I can tell you that the simple phonics books I used with those illiterate immigrants/ refugees absolutely worked.

I tried telling other ESL literacy teachers about them (this was the late '80s when "whole language" was still new and fanatically adhered to even in adult classes), one teacher said, "I would be afraid to use those phonics books." She was afraid of being ostracized/ excommunicated by the teaching community.
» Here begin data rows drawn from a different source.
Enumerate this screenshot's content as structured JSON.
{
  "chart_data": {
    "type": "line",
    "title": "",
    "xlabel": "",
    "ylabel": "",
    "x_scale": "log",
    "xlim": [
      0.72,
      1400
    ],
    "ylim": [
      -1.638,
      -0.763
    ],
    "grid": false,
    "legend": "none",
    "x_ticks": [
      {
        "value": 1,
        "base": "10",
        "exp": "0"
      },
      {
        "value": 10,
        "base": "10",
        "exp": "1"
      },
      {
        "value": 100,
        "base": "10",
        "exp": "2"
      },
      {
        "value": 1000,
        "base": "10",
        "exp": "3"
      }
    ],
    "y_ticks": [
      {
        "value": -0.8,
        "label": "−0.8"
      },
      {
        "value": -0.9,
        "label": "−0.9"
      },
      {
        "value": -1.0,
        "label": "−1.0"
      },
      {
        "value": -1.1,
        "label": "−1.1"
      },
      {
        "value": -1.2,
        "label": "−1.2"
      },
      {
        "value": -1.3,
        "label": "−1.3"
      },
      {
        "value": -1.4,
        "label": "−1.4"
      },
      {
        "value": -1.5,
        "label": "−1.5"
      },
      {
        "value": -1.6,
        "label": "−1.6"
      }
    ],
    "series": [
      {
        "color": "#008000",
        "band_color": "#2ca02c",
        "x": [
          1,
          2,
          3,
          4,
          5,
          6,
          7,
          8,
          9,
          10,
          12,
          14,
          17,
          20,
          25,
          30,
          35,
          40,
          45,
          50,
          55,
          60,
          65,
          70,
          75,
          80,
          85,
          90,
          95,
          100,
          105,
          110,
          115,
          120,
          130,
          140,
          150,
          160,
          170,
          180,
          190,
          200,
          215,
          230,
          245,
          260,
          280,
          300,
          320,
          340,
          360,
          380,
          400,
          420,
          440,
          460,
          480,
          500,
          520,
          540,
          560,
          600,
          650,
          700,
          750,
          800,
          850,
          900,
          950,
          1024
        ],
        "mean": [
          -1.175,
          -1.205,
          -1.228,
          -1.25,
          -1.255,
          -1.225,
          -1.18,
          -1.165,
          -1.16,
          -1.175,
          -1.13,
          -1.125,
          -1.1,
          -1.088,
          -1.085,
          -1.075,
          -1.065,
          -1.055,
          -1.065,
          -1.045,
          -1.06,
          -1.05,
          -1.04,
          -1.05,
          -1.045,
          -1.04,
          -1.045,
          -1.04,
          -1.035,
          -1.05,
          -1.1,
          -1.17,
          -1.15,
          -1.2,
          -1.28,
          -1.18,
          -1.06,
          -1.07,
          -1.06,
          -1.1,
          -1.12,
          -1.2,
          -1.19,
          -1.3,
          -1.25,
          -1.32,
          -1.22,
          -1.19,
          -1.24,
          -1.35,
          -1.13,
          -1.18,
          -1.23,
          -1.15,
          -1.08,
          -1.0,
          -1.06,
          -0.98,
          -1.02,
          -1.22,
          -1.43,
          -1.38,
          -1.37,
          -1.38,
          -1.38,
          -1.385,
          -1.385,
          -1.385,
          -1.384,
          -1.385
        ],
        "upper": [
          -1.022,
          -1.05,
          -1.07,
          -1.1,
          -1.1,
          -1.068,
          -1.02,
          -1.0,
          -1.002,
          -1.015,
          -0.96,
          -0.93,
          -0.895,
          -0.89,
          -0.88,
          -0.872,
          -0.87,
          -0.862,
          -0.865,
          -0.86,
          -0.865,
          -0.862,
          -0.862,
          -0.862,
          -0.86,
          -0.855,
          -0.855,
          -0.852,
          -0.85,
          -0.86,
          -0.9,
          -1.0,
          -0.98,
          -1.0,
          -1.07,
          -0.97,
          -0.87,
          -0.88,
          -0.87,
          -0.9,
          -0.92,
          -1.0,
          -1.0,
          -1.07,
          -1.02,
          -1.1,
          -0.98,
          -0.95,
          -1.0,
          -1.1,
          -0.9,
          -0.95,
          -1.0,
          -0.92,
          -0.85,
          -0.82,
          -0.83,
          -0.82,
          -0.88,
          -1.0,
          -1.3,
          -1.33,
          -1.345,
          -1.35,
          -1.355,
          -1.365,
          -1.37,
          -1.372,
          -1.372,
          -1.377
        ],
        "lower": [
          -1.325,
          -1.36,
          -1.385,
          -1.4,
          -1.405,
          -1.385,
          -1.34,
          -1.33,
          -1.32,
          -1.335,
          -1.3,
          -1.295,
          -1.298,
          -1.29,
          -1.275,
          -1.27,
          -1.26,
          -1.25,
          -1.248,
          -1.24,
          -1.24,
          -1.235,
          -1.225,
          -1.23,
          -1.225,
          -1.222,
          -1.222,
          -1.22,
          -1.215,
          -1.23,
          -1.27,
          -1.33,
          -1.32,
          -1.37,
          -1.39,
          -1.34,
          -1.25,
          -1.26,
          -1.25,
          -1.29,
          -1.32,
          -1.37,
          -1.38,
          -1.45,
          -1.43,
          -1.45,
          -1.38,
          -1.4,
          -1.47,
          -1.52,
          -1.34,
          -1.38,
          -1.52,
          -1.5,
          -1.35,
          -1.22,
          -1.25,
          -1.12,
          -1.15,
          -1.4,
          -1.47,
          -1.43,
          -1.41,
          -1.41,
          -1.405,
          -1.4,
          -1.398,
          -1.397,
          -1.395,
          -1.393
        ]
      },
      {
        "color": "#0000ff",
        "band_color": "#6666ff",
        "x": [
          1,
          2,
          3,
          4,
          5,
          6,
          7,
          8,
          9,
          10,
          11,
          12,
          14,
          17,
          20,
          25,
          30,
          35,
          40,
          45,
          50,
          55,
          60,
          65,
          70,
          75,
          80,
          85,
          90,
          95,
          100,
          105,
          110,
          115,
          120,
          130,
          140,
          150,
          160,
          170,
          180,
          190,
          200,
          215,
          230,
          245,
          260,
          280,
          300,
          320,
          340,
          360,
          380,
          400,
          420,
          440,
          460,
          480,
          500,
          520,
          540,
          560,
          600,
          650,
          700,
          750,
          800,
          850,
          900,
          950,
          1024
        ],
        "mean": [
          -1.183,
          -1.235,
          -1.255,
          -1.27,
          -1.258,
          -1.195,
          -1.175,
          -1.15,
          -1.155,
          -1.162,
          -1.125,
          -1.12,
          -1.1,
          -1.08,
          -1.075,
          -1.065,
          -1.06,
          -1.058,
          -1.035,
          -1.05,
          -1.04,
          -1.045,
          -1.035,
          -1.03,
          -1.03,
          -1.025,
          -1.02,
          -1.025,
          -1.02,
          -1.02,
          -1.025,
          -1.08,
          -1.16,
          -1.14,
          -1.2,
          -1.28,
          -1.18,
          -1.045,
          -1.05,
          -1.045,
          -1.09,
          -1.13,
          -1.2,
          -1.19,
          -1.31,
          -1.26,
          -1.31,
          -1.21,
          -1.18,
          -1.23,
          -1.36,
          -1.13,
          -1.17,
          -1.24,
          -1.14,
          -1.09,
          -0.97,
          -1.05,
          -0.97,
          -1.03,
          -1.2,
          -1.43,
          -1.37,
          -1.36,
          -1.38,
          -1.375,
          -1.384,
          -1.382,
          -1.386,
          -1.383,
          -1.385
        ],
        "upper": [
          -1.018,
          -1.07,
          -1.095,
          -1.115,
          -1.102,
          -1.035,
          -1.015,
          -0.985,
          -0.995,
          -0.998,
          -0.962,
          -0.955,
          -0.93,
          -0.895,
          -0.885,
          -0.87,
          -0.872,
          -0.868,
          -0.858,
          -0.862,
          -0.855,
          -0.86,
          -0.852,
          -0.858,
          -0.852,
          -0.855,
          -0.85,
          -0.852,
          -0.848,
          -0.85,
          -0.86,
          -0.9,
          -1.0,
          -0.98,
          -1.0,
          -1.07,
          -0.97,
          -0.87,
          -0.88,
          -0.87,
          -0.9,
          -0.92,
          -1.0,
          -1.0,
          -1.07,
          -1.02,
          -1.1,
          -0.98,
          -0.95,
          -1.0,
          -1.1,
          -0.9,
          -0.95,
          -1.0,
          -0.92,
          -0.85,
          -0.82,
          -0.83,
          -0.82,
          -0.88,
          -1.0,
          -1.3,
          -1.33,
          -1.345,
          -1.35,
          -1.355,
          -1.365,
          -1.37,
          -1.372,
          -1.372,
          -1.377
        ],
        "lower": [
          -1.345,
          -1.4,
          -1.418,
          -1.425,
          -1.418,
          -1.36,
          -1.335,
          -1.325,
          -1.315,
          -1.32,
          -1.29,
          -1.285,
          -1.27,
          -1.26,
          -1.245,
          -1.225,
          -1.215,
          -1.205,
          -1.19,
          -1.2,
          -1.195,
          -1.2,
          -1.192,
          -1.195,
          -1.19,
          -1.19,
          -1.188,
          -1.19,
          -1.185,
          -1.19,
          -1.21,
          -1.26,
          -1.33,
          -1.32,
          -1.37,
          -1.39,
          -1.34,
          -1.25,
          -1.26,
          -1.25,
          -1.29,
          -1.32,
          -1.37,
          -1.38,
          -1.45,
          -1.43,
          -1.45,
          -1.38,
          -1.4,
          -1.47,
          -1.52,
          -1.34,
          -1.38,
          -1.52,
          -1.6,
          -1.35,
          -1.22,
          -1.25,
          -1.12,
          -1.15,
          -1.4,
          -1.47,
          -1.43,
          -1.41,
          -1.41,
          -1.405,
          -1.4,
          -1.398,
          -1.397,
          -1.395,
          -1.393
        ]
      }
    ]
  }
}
I laughed at her and continued using the teaching materials that worked with my students. Elementary teachers would not be allowed to take matters into their own hands like this today, I think. But they should be allowed to try it with struggling students. I bet it would make a difference.

Expand full comment
author

I don't know why they ever adopted a dumb system like the newer one and didn't just stick with phonics. I learned via phonics and I can still remember what it was like to learn how to read that way (I was DYING to learn how to read and write and couldn't wait.) Now *there's* a *real* idea for helping a lot of black people (and everyone else) that I doubt the 'antiracism' movement will embrace any time soon. Thanks for your thoughtful reply!

Expand full comment

It's just the most logical way to teach reading in any language that has a phonetic alphabet. Incidentally, it takes Chinese children many years to learn to read and write Chinese characters because they are not phonetic.

Expand full comment
author

Yes, plus there are like 10,000 of them to learn! As I understand it from my time at a machine translation company, even older Chinese have a hard time sometimes reading the paper, they don't understand everything.